Sin embargo, algunos biógrafos han visto en este miembro de la dinastía de los Habsburgo a una persona íntegra y a un monarca bienintencionado e inteligente que estaba mejor preparado para el cargo real que su padre. Según su opinión, fue gracias a él que España pudo conservar al menos la fachada de una Gran Potencia y que se frenó su decadencia.

Como rey Felipe hizo intentos desesperados -y en su mayoría infructuosos- por preservar la autoridad de España en Europa. Tras un largo período de paz que duró doce años y que fue resultado del agotamiento de los dos adversarios, los combates volvieron a estallar en los Países Bajos. Las provincias del norte, independientes de facto como los Estados Generales desde 1581, volvieron a ser atacadas. Sin embargo, estas últimas habían aprovechado mejor el periodo de paz para reunir sus fuerzas que el inmanejable coloso de España. El resultado de este intento fallido de España por someter a las provincias del norte fue que Felipe se vio obligado a reconocer finalmente su independencia en la Paz de Westfalia de 1648.

La relación de España con Inglaterra, su más importante rival como potencia naval, evolucionó al principio de forma positiva. Se planeó un cierto acercamiento con el matrimonio de la hermana de Felipe, la infanta María Ana, con el heredero al trono, Carlos. Las oscuras intrigas y la negativa final de Felipe a permitir que una princesa española se convirtiera en la esposa de un protestante ofendieron a la corte inglesa. Tras su ascenso al trono, Carlos I aplicó una política enfáticamente antiespañola que continuó tras su ejecución por Oliver Cromwell. El objetivo de esta política era mantener una batalla constante con la armada española, aunque en realidad se limitó a amenazar los puertos marítimos y a capturar sistemáticamente los barcos que llevaban suministros de plata a España.

El mayor enemigo de España durante esta época fue Francia, que entró en la Guerra de los Treinta Años en 1635. El motivo fueron los éxitos del ejército imperial en el Imperio, que recibió apoyo diplomático y financiero de España, contra los electores protestantes. Francia se alió con Suecia, Holanda y Saboya, declarando la guerra a España para aliviar a sus aliados en el Imperio. Los Habsburgo se vieron así atrapados en una guerra en dos frentes, y sus éxitos iniciales se convirtieron en derrota: la dinastía se hizo dolorosamente consciente de los límites de las fantasías de omnipotencia de los Habsburgo.

En esta difícil situación, España se vio sumida en una crisis.

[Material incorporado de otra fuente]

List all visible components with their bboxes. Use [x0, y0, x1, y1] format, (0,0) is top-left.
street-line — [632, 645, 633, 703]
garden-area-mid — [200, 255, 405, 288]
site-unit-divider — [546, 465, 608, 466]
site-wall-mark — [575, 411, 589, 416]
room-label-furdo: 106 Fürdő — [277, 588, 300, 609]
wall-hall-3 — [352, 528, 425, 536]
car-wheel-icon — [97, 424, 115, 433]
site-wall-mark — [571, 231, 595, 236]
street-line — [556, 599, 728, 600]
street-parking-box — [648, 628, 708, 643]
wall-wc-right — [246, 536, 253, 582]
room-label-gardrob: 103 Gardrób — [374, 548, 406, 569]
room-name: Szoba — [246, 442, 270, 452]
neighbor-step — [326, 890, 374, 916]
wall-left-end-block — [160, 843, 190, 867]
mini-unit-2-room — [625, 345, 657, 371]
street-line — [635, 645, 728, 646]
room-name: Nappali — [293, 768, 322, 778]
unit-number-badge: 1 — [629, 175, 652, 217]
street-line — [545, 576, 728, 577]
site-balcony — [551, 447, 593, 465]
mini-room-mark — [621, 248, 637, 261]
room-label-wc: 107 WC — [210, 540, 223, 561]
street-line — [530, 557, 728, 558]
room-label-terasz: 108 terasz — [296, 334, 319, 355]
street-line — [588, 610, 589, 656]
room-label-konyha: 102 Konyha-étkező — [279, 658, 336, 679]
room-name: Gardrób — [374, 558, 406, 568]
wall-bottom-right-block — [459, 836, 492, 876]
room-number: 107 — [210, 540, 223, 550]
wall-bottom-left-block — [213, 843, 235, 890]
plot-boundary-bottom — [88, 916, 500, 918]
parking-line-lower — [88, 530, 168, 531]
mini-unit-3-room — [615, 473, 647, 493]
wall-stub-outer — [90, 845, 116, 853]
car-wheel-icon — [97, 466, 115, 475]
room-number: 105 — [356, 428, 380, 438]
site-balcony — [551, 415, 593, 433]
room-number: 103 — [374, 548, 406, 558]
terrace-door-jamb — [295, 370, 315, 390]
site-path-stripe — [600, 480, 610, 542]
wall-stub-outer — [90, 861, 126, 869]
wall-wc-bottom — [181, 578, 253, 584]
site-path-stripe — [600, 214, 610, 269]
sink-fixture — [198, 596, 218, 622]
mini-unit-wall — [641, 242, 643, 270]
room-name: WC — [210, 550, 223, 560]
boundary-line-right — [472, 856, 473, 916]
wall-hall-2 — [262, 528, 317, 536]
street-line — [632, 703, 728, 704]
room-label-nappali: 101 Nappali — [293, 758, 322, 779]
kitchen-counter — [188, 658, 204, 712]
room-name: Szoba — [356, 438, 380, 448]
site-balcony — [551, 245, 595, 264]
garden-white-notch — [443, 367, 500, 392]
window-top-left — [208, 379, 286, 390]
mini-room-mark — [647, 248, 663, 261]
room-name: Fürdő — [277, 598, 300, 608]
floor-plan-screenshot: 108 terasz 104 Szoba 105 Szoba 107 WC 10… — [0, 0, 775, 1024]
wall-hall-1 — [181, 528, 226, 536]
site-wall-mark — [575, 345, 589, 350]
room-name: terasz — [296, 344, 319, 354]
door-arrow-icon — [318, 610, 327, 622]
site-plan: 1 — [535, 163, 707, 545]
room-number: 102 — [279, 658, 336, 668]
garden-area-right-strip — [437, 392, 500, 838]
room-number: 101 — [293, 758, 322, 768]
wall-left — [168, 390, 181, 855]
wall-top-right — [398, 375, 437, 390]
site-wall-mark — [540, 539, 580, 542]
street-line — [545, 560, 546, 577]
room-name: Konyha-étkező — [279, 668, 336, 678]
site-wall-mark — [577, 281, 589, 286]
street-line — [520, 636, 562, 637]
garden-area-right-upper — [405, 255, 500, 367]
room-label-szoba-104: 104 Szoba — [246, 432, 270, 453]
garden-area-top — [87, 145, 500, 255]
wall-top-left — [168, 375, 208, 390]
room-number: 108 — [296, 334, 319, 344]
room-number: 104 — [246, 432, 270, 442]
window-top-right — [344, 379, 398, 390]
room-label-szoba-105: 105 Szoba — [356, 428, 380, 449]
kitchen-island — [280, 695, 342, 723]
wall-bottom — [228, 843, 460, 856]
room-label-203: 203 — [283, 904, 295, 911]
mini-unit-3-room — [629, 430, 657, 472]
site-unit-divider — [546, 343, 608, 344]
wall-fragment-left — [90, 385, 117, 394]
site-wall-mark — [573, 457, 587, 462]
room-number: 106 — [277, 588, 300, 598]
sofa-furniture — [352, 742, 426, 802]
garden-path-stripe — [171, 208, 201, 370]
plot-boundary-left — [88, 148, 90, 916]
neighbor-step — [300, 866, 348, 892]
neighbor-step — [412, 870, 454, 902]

El poder real central se enfrentó a rebeliones en varias partes del reino contra los prohibitivos impuestos recaudados para cubrir los crecientes costes de la guerra en un momento de dificultades económicas. El peor revés para España fue la secesión de Portugal en 1640, que Felipe se vio obligado a aceptar, al carecer de las fuerzas necesarias para impedirla.

Habiendo llegado al punto de agotamiento político, militar y económico, Felipe se vio obligado a concluir la Paz de los Pirineos con Francia en 1659. El tratado fue muy desfavorable para España, ya que sellaba la pérdida de la hegemonía europea en favor de Francia, a la que había que hacer concesiones territoriales adicionales. Para el rey francés Luis XIV fue un triunfo.

Para asegurar la paz en términos dinásticos la hija mayor de Felipe, María Teresa, fue casada con el Rey Sol. Las futuras reclamaciones francesas sobre la herencia española se fundamentaron en la inminente extinción de los Habsburgo españoles: los hijos que nacieron de Felipe tenían constituciones débiles y había dudas sobre si sobrevivirían.

La paz fue de corta duración. Los incumplimientos ostensibles de varios términos del tratado de paz (entre ellos, la cuestión de la dote de María Teresa) hicieron que se reavivaran las hostilidades. España perdió aún más terreno: la Paz de Nijmwegen en 1678 supuso grandes pérdidas de territorio, con el Franco Condado y partes de los Países Bajos españoles cayendo en manos de Francia. La subsiguiente Guerra de las Reuniones provocó nuevas pérdidas, ya que los planes expansionistas de Luis XIV definían el Rin como la «frontera natural» de Francia. Empezó a ser evidente que la línea austriaca pronto haría valer su pretensión de asumir el liderazgo de la dinastía.

Exhausto mental y físicamente, el rey Felipe IV murió a la edad de sesenta años en 1665, dejando una Gran Potencia en declive a su hijo de cuatro años, Carlos, cuyo desarrollo daba pocas esperanzas.